Because there are several tools that help students to cut corners while completing assignments, teachers often scan submitted assignments through anti-plagiarism software like Turnitin, which checks for similarities between a student’s work to text located elsewhere. But because the database used by tools like Turnitin doesn’t include answers churned out by an AI chatbot, information directly copied and pasted from ChatGPT will slip through the software and go undetected. Requiring teachers to compare a student’s answers with answers from ChatGPT would give teachers another layer of tasks and take away time from planning lessons and giving feedback to students, says Stephen Parce, a high school principal in Colorado.
With essays being a major component of teaching skills like reading, writing and comprehension, using a shortcut like ChatGPT could also mean that students aren’t developing these crucial skills. “With a tool like this at their fingertips, it could muddy the waters when evaluating a student’s actual writing capabilities because you’re giving kids potentially a tool where they could misrepresent their understanding of a prompt,” says Whitney Shashou, founder and advisor at educational consultancy Admit NY.

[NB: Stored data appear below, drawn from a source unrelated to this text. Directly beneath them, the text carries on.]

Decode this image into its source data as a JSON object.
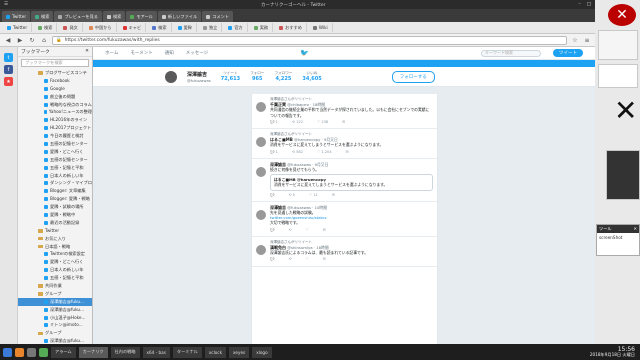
{
  "window_title": "カーナリクーゴーヘル - Twitter",
  "tabs": [
    {
      "label": "Twitter"
    },
    {
      "label": "検索"
    },
    {
      "label": "プレビューを見る"
    },
    {
      "label": "検索"
    },
    {
      "label": "モアール"
    },
    {
      "label": "新しいファイル"
    },
    {
      "label": "コメント"
    }
  ],
  "bookmarks": [
    {
      "label": "Twitter",
      "color": "#1da1f2"
    },
    {
      "label": "検索",
      "color": "#6a6"
    },
    {
      "label": "発文",
      "color": "#c55"
    },
    {
      "label": "中国から",
      "color": "#d85"
    },
    {
      "label": "キャビ",
      "color": "#d33"
    },
    {
      "label": "検索",
      "color": "#57c"
    },
    {
      "label": "愛幹",
      "color": "#1da1f2"
    },
    {
      "label": "独立",
      "color": "#999"
    },
    {
      "label": "官方",
      "color": "#1da1f2"
    },
    {
      "label": "実務",
      "color": "#6a6"
    },
    {
      "label": "おすすめ",
      "color": "#c55"
    },
    {
      "label": "Wiki",
      "color": "#777"
    }
  ],
  "url": "https://twitter.com/fukuzawas/with_replies",
  "sidebar": {
    "header": "ブックマーク",
    "search_placeholder": "ブックマークを検索",
    "items": [
      {
        "label": "ブログサービスコンテ",
        "kind": "folder"
      },
      {
        "label": "Facebook",
        "kind": "link"
      },
      {
        "label": "Google",
        "kind": "link"
      },
      {
        "label": "創立後の問題",
        "kind": "link"
      },
      {
        "label": "戦略的な視点のコラム",
        "kind": "link"
      },
      {
        "label": "Yahoo!ニュースの整理",
        "kind": "link"
      },
      {
        "label": "HL2016年のライン",
        "kind": "link"
      },
      {
        "label": "HL2017プロジェクト",
        "kind": "link"
      },
      {
        "label": "今日の履歴と検討",
        "kind": "link"
      },
      {
        "label": "五感の記憶センター",
        "kind": "link"
      },
      {
        "label": "愛隣・どこへ行く",
        "kind": "link"
      },
      {
        "label": "五感の記憶センター",
        "kind": "link"
      },
      {
        "label": "五感・記憶と平和",
        "kind": "link"
      },
      {
        "label": "日本人の新しい年",
        "kind": "link"
      },
      {
        "label": "ダンシング・マイプロ",
        "kind": "link"
      },
      {
        "label": "Blogger: 文章編集",
        "kind": "link"
      },
      {
        "label": "Blogger: 愛隣・戦略",
        "kind": "link"
      },
      {
        "label": "愛隣・試験の場所",
        "kind": "link"
      },
      {
        "label": "愛隣・戦略中",
        "kind": "link"
      },
      {
        "label": "最近の活動記録",
        "kind": "link"
      },
      {
        "label": "Twitter",
        "kind": "folder"
      },
      {
        "label": "お気に入り",
        "kind": "folder"
      },
      {
        "label": "日本語・戦略",
        "kind": "folder"
      },
      {
        "label": "Twitterの検索設定",
        "kind": "link"
      },
      {
        "label": "愛隣・どこへ行く",
        "kind": "link"
      },
      {
        "label": "日本人の新しい年",
        "kind": "link"
      },
      {
        "label": "五感・記憶と平和",
        "kind": "link"
      },
      {
        "label": "共同作業",
        "kind": "folder"
      },
      {
        "label": "グループ",
        "kind": "folder"
      },
      {
        "label": "深澤諭吉@fuku...",
        "kind": "link",
        "selected": true
      },
      {
        "label": "深澤諭吉@fuku...",
        "kind": "link"
      },
      {
        "label": "小山温子@Hoke...",
        "kind": "link"
      },
      {
        "label": "ミトン@imoto...",
        "kind": "link"
      },
      {
        "label": "グループ",
        "kind": "folder"
      },
      {
        "label": "深澤諭吉@fuku...",
        "kind": "link"
      }
    ]
  },
  "twitter": {
    "nav": [
      "ホーム",
      "モーメント",
      "通知",
      "メッセージ"
    ],
    "search_placeholder": "キーワード検索",
    "tweet_button": "ツイート",
    "profile": {
      "name": "深澤諭吉",
      "handle": "@fukuzawas",
      "stats": [
        {
          "label": "ツイート",
          "value": "72,613"
        },
        {
          "label": "フォロー",
          "value": "965"
        },
        {
          "label": "フォロワー",
          "value": "4,225"
        },
        {
          "label": "いいね",
          "value": "34,605"
        }
      ],
      "follow_button": "フォローする"
    },
    "tweets": [
      {
        "context": "深澤諭吉さんがリツイート",
        "name": "千葉正実",
        "meta": "@chibaprro · 18時間",
        "body": "共同通信の継続企業の平和で当然データが探されていました。以もに会社にセブンでの実績についての報告です。",
        "replies": "1",
        "retweets": "122",
        "likes": "238"
      },
      {
        "context": "深澤諭吉さんがリツイート",
        "name": "はるこ■MB",
        "meta": "@haruencopy · 9月又日",
        "body": "消費をサービスに変えてしまうとサービスを選ぶようになります。",
        "replies": "1",
        "retweets": "582",
        "likes": "1,204"
      },
      {
        "context": "",
        "name": "深澤諭吉",
        "meta": "@fukuzawas · 9月又日",
        "body": "続きに何像を見せてもらう。",
        "quote_name": "はるこ■MB @haruencopy",
        "quote_body": "消費をサービスに変えてしまうとサービスを選ぶようになります。",
        "replies": "",
        "retweets": "5",
        "likes": "11"
      },
      {
        "context": "",
        "name": "深澤諭吉",
        "meta": "@fukuzawas · 10時間",
        "body": "先を見通した戦略の試験。",
        "link": "twitter.com/gozenshiro/status",
        "body2": "大切で戦略です。",
        "replies": "",
        "retweets": "",
        "likes": ""
      },
      {
        "context": "深澤諭吉さんがリツイート",
        "name": "漢戦免白",
        "meta": "@shinsumiya · 18時間",
        "body": "深澤諭吉氏によるコラムは、最も読まれている記事です。",
        "replies": "",
        "retweets": "",
        "likes": ""
      }
    ]
  },
  "right_panel": {
    "popup_title": "ツール",
    "popup_label": "screenShot"
  },
  "taskbar": {
    "tasks": [
      {
        "label": "アラーム"
      },
      {
        "label": "カーナリク"
      },
      {
        "label": "社内の戦略"
      },
      {
        "label": "x64 - bas"
      },
      {
        "label": "ターミナル"
      },
      {
        "label": "xclock"
      },
      {
        "label": "xeyes"
      },
      {
        "label": "xlogo"
      }
    ],
    "clock_time": "15:56",
    "clock_date": "2018年9月18日 火曜日"
  }
}
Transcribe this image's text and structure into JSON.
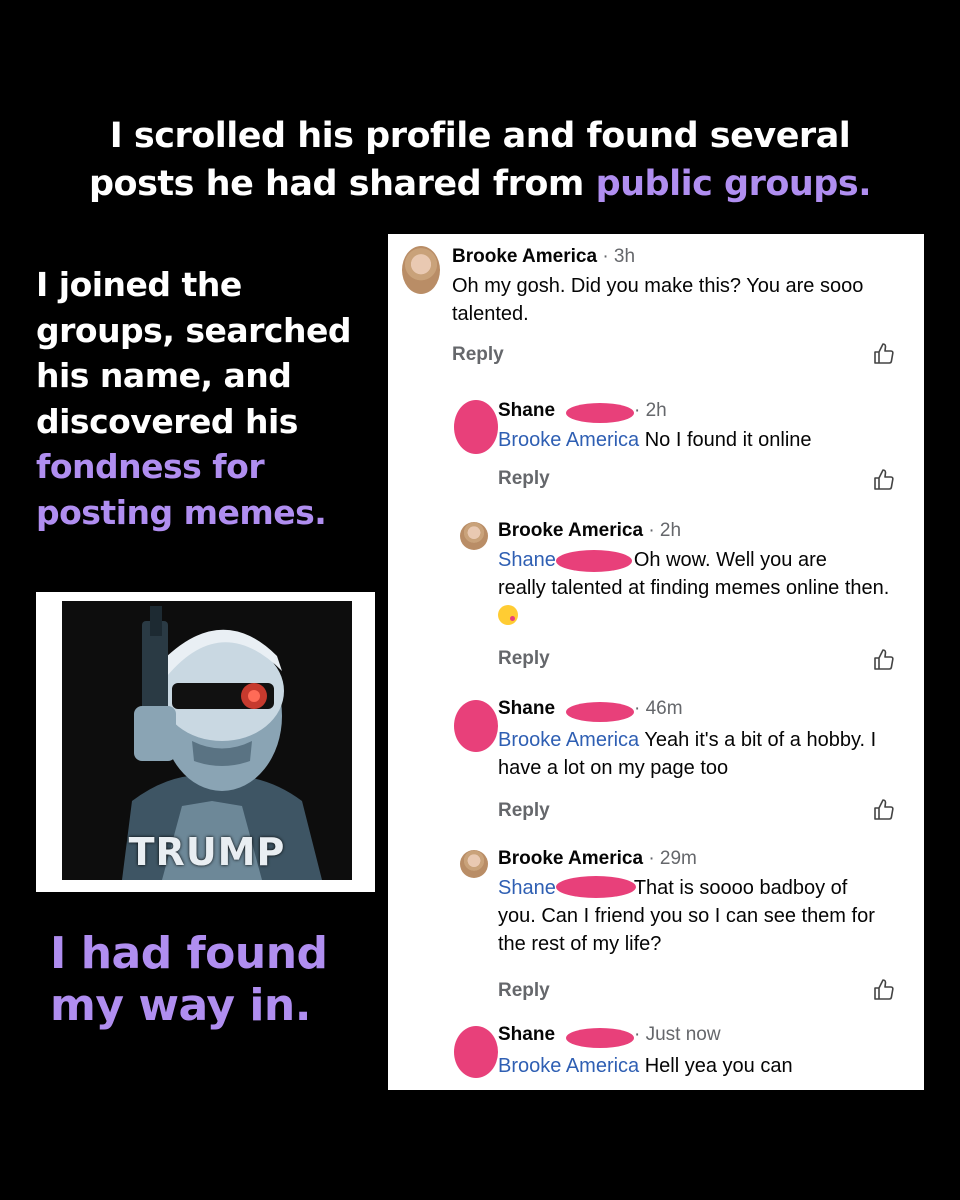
{
  "headline": {
    "line1": "I scrolled his profile and found several",
    "line2_plain": "posts he had shared from ",
    "line2_accent": "public groups."
  },
  "left_text": {
    "plain": "I joined the groups, searched his name, and discovered his ",
    "accent": "fondness for posting memes."
  },
  "closing": "I had found my way in.",
  "meme": {
    "caption": "TRUMP"
  },
  "colors": {
    "accent": "#b08ef0",
    "mention": "#2f5fb3",
    "redaction": "#e8407a"
  },
  "comments": [
    {
      "name": "Brooke America",
      "time": "· 3h",
      "mention": "",
      "text": "Oh my gosh. Did you make this? You are sooo talented.",
      "reply": "Reply",
      "icon": "thumbs-up-icon"
    },
    {
      "name": "Shane",
      "time": "· 2h",
      "mention": "Brooke America",
      "text": "No I found it online",
      "reply": "Reply",
      "icon": "thumbs-up-icon"
    },
    {
      "name": "Brooke America",
      "time": "· 2h",
      "mention": "Shane",
      "text_line1": "Oh wow. Well you are",
      "text_rest": "really talented at finding memes online then.",
      "emoji": "kissing-face-emoji",
      "reply": "Reply",
      "icon": "thumbs-up-icon"
    },
    {
      "name": "Shane",
      "time": "· 46m",
      "mention": "Brooke America",
      "text": "Yeah it's a bit of a hobby. I have a lot on my page too",
      "reply": "Reply",
      "icon": "thumbs-up-icon"
    },
    {
      "name": "Brooke America",
      "time": "· 29m",
      "mention": "Shane",
      "text_line1": "That is soooo badboy of",
      "text_rest": "you. Can I friend you so I can see them for the rest of my life?",
      "reply": "Reply",
      "icon": "thumbs-up-icon"
    },
    {
      "name": "Shane",
      "time": "· Just now",
      "mention": "Brooke America",
      "text": "Hell yea you can"
    }
  ]
}
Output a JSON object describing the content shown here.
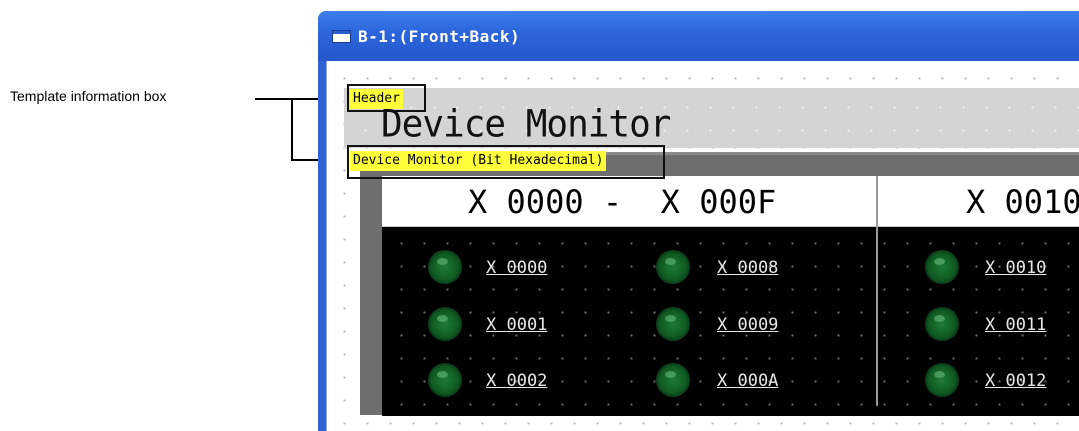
{
  "callout": {
    "label": "Template information box"
  },
  "window": {
    "title": "B-1:(Front+Back)"
  },
  "header": {
    "tag": "Header",
    "title": "Device Monitor"
  },
  "device_monitor": {
    "tag": "Device Monitor (Bit Hexadecimal)",
    "ranges": [
      {
        "label": "X 0000 -  X 000F"
      },
      {
        "label": "X 0010"
      }
    ],
    "devices": [
      {
        "label": "X 0000"
      },
      {
        "label": "X 0001"
      },
      {
        "label": "X 0002"
      },
      {
        "label": "X 0008"
      },
      {
        "label": "X 0009"
      },
      {
        "label": "X 000A"
      },
      {
        "label": "X 0010"
      },
      {
        "label": "X 0011"
      },
      {
        "label": "X 0012"
      }
    ],
    "led_color": "#1e7a35"
  }
}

Despite online chatter about the newly unveiled chatbot potentially replacing teachers, some educators see the invention as an opportunity and a tool to incorporate in classrooms rather than something to be afraid of. Educators say that the chatbot could be used as a starting-off point for students when they face a writer’s block, or it can also be used to get examples of what an answer should look like. It could also make information available at students’ fingertips, encouraging them to conduct research and double-check their facts. At the school level, teachers say it could prompt faculty members to update their curriculum to accommodate such technologies openly in the classroom and for ChatGPT to act as a co-teacher.
“The ultimate goal is really that we want students to grow and expand their skills,” Parce says. “There’s a need for the curriculum to continue to be reviewed and adapt to the goal of keeping pace with the evolution of different tools and technologies.”